L’ex presidente del Consiglio comunale di Messina Emilia Barrile è stata condannata a otto anni e tre mesi di carcere per corruzione nell’ambito del processo “terzo livello” che ha accertato l’esistenza di un comitato di affari composto da professionisti, politici ed esponenti della criminalità che gestivano la cosa pubblica messinese. La Procura, guidata da Maurizio De Lucia, ipotizzò a carico dei 17 rinviati a giudizio, a vario titolo, i reati di associazione a delinquere, corruzione per atti contrari ai doveri di ufficio, induzione indebita, accesso abusivo a un sistema informatico e intestazione fittizia di bene. Un solo imputato è stato assolto.
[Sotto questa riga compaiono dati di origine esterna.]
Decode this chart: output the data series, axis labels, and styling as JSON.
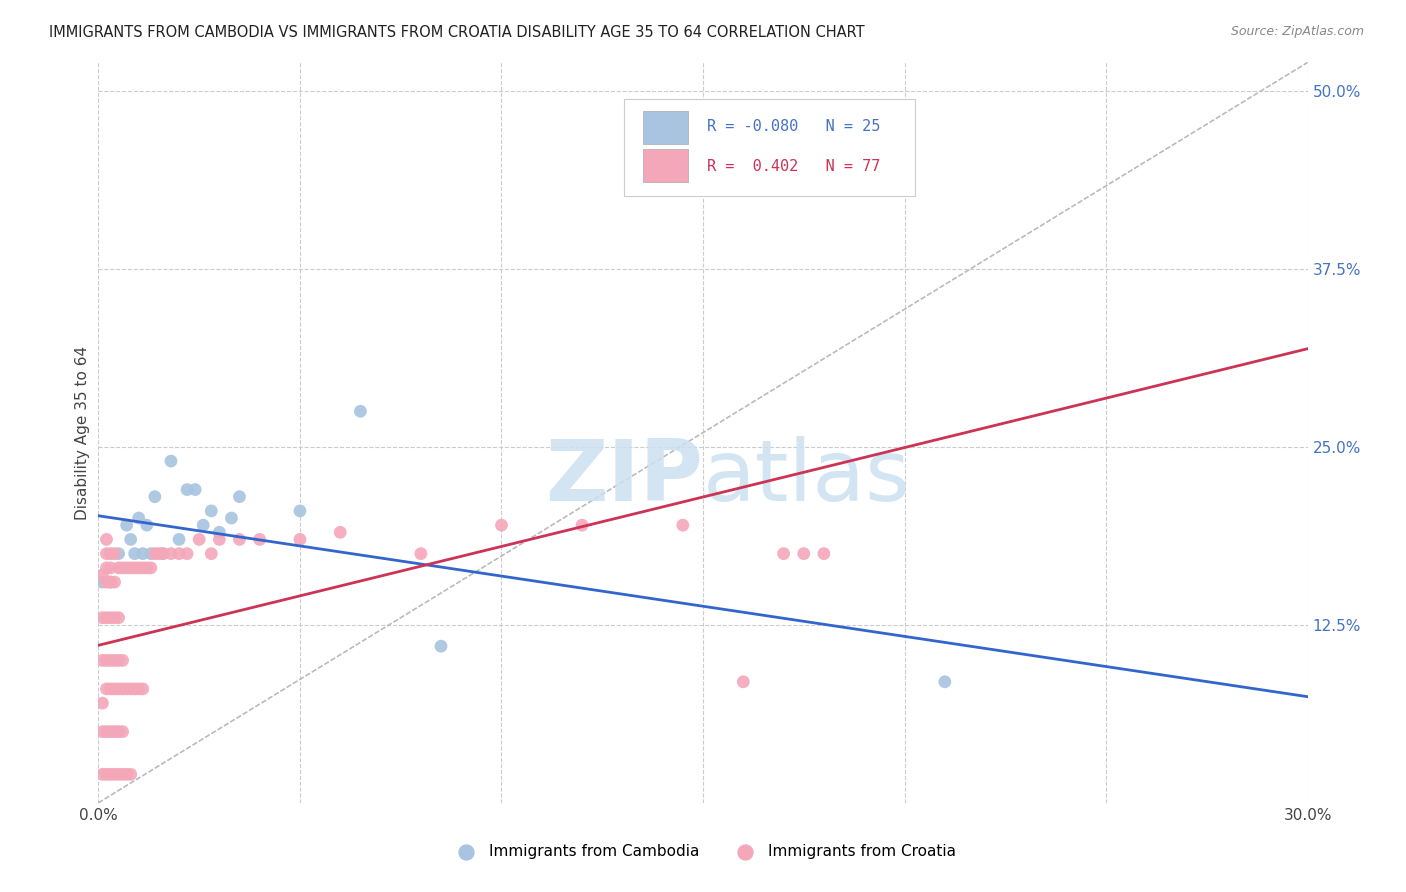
{
  "title": "IMMIGRANTS FROM CAMBODIA VS IMMIGRANTS FROM CROATIA DISABILITY AGE 35 TO 64 CORRELATION CHART",
  "source": "Source: ZipAtlas.com",
  "ylabel": "Disability Age 35 to 64",
  "xlim": [
    0.0,
    0.3
  ],
  "ylim": [
    0.0,
    0.52
  ],
  "xticks": [
    0.0,
    0.05,
    0.1,
    0.15,
    0.2,
    0.25,
    0.3
  ],
  "xtick_labels": [
    "0.0%",
    "",
    "",
    "",
    "",
    "",
    "30.0%"
  ],
  "ytick_labels_right": [
    "50.0%",
    "37.5%",
    "25.0%",
    "12.5%"
  ],
  "ytick_vals_right": [
    0.5,
    0.375,
    0.25,
    0.125
  ],
  "r_cambodia": -0.08,
  "n_cambodia": 25,
  "r_croatia": 0.402,
  "n_croatia": 77,
  "color_cambodia": "#a8c4e0",
  "color_croatia": "#f4a7b9",
  "line_color_cambodia": "#3366cc",
  "line_color_croatia": "#cc3355",
  "diagonal_color": "#bbbbbb",
  "grid_color": "#cccccc",
  "background_color": "#ffffff",
  "cambodia_x": [
    0.001,
    0.003,
    0.005,
    0.007,
    0.008,
    0.009,
    0.01,
    0.011,
    0.012,
    0.013,
    0.014,
    0.016,
    0.018,
    0.02,
    0.022,
    0.024,
    0.026,
    0.028,
    0.03,
    0.033,
    0.035,
    0.05,
    0.065,
    0.085,
    0.21
  ],
  "cambodia_y": [
    0.155,
    0.155,
    0.175,
    0.195,
    0.185,
    0.175,
    0.2,
    0.175,
    0.195,
    0.175,
    0.215,
    0.175,
    0.24,
    0.185,
    0.22,
    0.22,
    0.195,
    0.205,
    0.19,
    0.2,
    0.215,
    0.205,
    0.275,
    0.11,
    0.085
  ],
  "croatia_x": [
    0.001,
    0.001,
    0.001,
    0.001,
    0.001,
    0.001,
    0.002,
    0.002,
    0.002,
    0.002,
    0.002,
    0.002,
    0.002,
    0.002,
    0.002,
    0.003,
    0.003,
    0.003,
    0.003,
    0.003,
    0.003,
    0.003,
    0.003,
    0.004,
    0.004,
    0.004,
    0.004,
    0.004,
    0.004,
    0.004,
    0.005,
    0.005,
    0.005,
    0.005,
    0.005,
    0.005,
    0.006,
    0.006,
    0.006,
    0.006,
    0.006,
    0.007,
    0.007,
    0.007,
    0.008,
    0.008,
    0.008,
    0.009,
    0.009,
    0.01,
    0.01,
    0.011,
    0.011,
    0.012,
    0.013,
    0.014,
    0.015,
    0.016,
    0.018,
    0.02,
    0.022,
    0.025,
    0.028,
    0.03,
    0.035,
    0.04,
    0.05,
    0.06,
    0.08,
    0.1,
    0.12,
    0.145,
    0.16,
    0.17,
    0.175,
    0.18,
    0.185
  ],
  "croatia_y": [
    0.02,
    0.05,
    0.07,
    0.1,
    0.13,
    0.16,
    0.02,
    0.05,
    0.08,
    0.1,
    0.13,
    0.155,
    0.165,
    0.175,
    0.185,
    0.02,
    0.05,
    0.08,
    0.1,
    0.13,
    0.155,
    0.165,
    0.175,
    0.02,
    0.05,
    0.08,
    0.1,
    0.13,
    0.155,
    0.175,
    0.02,
    0.05,
    0.08,
    0.1,
    0.13,
    0.165,
    0.02,
    0.05,
    0.08,
    0.1,
    0.165,
    0.02,
    0.08,
    0.165,
    0.02,
    0.08,
    0.165,
    0.08,
    0.165,
    0.08,
    0.165,
    0.08,
    0.165,
    0.165,
    0.165,
    0.175,
    0.175,
    0.175,
    0.175,
    0.175,
    0.175,
    0.185,
    0.175,
    0.185,
    0.185,
    0.185,
    0.185,
    0.19,
    0.175,
    0.195,
    0.195,
    0.195,
    0.085,
    0.175,
    0.175,
    0.175,
    0.435
  ]
}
Queste le pene degli altri imputati: Marco Ardizzone, 8 anni e 8 mesi; Giovanni Luciano, 2 anni e 3 mesi; Francesco Clemente, un anno e 3 mesi; Carmelo Pullia, un anno e 8 mesi; Antonio Fiorino, 2 anni e 3 mesi; Daniele De Almagro, 2 anni e 6 mesi; Angelo e Giuseppe Pernicone, 2 anni; Vincenzo Pergolizzi, 5 anni e 6 mesi; Carmelo Cordaro, 4 anni; Michele Adige, 4 anni; Vincenza Merlino, 4 anni; Teresa Pergolizzi, 2 anni e 6 mesi; Stefania Pergolizzi, 2 anni e 6 mesi; Sonia Pergolizzi, 2 anni e 6 mesi. Assolto Leonardo Termini. Secondo i pm Imprenditori, funzionari comunali, costruttori e manager delle municipalizzate avrebbero fatto parte di un d’affari che condizionava a fini privati l’attività del comune. Al centro, l’ex presidente del consiglio comunale Emilia Barrile.
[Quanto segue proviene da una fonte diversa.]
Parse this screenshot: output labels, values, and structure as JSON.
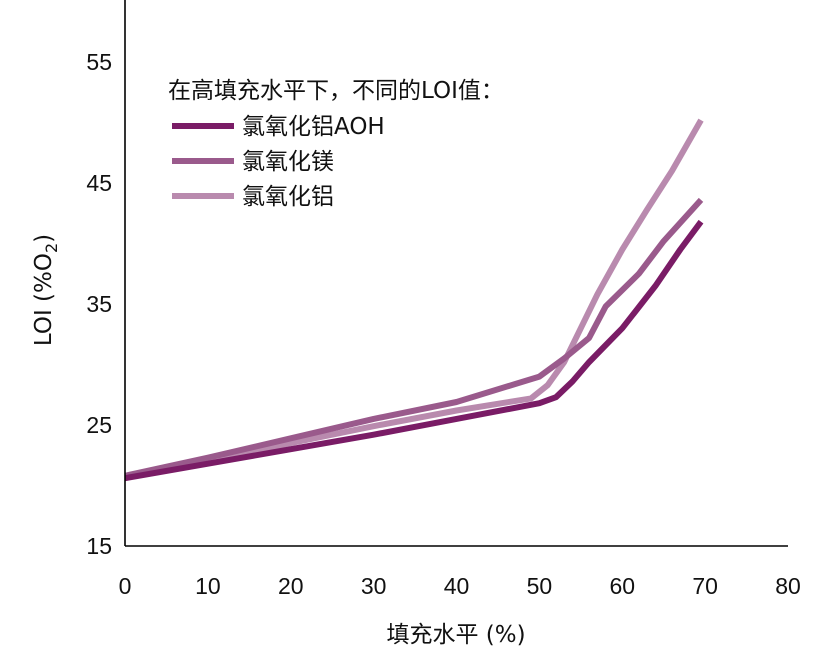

Tra i nomi coinvolti anche quello del direttore generale dell’azienda di trasporti Atm, Daniele De Almagro, che sarebbe stato favorito dalla Barrile in cambio dell’assunzione nella società di un autista, che non aveva i requisiti per svolgere il lavoro, il costruttore Vincenzo Pergolizzi a cui Barrile avrebbe fatto acquistare, grazie alla complicità del funzionario comunale Francesco Clemente, il terreno comunale dove doveva realizzare una palazzina. Tra i condannati anche il commercialista Marco Ardizzone e gli imprenditori Angelo Pernicone e Giuseppe Pernicone, titolari di una società di vigilanza che svolgeva l’attività in occasione di eventi allo stadio.
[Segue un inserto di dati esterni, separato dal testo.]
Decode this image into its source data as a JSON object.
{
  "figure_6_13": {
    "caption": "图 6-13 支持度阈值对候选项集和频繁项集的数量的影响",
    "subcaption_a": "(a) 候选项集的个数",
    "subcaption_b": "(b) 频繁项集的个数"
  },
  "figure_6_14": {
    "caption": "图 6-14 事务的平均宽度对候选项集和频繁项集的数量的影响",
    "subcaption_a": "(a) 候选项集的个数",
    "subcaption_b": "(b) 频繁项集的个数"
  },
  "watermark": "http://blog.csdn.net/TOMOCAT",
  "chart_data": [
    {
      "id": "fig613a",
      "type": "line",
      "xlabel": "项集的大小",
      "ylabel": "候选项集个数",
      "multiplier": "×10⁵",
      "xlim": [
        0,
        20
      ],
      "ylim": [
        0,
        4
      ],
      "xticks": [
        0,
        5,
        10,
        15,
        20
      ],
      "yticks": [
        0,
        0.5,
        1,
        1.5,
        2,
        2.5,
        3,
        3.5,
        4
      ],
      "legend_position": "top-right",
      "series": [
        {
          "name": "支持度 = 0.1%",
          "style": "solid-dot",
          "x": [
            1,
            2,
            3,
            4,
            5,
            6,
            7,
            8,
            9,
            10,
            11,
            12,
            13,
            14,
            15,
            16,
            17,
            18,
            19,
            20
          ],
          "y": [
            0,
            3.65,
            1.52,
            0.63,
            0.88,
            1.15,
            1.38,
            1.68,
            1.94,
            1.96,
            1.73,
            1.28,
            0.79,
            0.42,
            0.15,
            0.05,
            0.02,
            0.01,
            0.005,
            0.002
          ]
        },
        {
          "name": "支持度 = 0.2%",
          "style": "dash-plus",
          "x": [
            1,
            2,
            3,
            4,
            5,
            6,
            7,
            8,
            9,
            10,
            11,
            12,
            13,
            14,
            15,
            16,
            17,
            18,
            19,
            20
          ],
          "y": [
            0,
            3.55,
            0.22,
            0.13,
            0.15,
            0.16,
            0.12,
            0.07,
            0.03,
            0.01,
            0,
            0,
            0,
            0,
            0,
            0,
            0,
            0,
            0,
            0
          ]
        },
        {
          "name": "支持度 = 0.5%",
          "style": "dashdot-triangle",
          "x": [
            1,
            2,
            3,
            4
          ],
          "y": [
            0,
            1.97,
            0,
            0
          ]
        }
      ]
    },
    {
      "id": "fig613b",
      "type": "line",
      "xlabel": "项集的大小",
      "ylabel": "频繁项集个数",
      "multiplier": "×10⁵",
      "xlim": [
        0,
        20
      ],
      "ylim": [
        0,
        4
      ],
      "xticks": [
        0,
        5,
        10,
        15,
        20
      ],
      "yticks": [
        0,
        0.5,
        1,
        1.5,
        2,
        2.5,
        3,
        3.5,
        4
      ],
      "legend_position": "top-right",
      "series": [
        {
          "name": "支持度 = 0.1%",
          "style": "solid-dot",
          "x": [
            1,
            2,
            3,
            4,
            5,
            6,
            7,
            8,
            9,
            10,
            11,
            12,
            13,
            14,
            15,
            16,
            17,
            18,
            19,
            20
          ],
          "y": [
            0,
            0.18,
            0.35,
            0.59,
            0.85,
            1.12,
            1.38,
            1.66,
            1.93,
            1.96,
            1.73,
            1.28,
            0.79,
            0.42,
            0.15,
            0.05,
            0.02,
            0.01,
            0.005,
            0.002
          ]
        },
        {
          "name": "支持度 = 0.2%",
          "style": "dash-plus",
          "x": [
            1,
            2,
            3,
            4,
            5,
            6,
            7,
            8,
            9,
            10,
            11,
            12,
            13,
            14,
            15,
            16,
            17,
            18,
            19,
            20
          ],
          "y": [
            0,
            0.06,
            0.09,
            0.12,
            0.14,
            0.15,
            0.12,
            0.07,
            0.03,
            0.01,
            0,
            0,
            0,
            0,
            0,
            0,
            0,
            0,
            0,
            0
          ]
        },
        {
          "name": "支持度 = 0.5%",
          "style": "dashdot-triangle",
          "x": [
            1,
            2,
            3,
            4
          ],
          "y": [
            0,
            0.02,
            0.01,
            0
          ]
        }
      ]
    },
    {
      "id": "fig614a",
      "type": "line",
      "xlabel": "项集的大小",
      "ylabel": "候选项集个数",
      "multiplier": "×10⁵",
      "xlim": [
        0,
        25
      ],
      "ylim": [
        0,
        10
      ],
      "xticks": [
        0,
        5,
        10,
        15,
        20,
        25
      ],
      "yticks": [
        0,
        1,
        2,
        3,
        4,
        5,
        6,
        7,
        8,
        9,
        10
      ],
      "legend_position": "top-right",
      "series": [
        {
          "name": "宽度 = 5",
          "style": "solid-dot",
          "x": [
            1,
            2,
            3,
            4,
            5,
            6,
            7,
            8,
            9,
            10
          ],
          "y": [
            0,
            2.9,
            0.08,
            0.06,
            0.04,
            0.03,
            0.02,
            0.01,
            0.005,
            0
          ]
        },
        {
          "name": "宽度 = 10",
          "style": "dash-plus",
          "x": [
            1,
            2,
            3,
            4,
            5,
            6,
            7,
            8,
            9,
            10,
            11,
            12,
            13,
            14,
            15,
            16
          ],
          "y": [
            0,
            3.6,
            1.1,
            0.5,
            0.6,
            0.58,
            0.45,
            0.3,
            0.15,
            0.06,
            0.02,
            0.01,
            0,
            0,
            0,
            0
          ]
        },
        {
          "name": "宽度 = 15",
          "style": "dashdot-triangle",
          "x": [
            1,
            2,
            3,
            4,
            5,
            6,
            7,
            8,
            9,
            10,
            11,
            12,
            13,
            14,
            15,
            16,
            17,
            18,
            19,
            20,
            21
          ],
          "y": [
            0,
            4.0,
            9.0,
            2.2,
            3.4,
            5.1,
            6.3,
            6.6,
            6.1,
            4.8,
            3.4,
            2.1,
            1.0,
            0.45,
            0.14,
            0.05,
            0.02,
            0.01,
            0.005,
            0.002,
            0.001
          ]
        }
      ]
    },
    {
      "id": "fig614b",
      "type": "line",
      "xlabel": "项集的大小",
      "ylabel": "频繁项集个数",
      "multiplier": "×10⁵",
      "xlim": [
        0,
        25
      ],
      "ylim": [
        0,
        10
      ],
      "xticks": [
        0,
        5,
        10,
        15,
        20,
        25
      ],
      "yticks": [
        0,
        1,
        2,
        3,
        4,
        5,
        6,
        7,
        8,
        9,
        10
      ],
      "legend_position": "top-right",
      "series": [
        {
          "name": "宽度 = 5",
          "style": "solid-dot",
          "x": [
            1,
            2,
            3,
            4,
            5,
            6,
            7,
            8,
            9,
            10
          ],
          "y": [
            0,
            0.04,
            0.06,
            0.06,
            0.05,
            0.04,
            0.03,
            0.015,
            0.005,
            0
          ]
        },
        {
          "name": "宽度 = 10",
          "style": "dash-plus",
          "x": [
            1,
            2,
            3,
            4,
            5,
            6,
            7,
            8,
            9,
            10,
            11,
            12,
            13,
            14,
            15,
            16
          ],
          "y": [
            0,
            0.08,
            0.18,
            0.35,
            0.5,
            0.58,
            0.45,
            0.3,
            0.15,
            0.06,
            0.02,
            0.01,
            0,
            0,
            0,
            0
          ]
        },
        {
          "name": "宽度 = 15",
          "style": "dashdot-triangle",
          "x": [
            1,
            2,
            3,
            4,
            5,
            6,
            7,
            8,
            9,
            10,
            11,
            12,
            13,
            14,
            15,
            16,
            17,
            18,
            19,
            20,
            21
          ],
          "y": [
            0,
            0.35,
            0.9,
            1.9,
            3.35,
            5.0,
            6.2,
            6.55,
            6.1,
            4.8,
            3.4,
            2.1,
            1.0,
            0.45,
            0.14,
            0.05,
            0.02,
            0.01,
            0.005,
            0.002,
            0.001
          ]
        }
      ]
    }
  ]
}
In cambio di agevolazioni nelle pratiche amministrative la Barrile avrebbe ottenuto l’assegnazione a una coop che controllava della gestione dei punti di ristoro allo stadio. Ardizzone è ritenuto il ‘consigliori’ di Barile. Fin dagli anni 90, secondo gli investigatori, sarebbe stato vicino al gruppo criminale mafioso dei “Mancuso”. Barrile, approfittando del suo ruolo politico, avrebbe fatto avere a una coop che controllava, la “Universo e Ambiente”, il servizio di pulizie dell’Amam, l’Azienda meridionale delle acque.
Alle dipendenze della società è stato assunto con un ruolo di vertice Carmelo Pullia, mafioso del clan Mancuso recentemente scarcerato dopo una detenzione ventennale. Le cooperative riconducibili alla ex presidente del Consiglio, anche grazie a una alternanza tra periodi di lavoro e periodi di disoccupazione gestiti tramite patronati compiacenti, venivano usati come strumento per dare posti di lavoro e acquisire diffuso “consenso popolare”. Dall’inchiesta sarebbe emerso anche il tentativo di Pergolizzi, vicino alla mafia di Barcellona Pozzo di Gotto e sottoposto a misura di prevenzione, di sottrarre, attraverso la complicità di familiari e persone di fiducia, il suo patrimonio al sequestro antimafia e di evitare il recupero del credito erariale, quasi un milione di euro, da cui le sue società erano gravate. Con una serie di “trasformazioni” societarie per mezzo dei propri familiari, ha inscenato fittizie controversie con dipendenti di fiducia, per svuotare fraudolentemente le società di beni e capitali.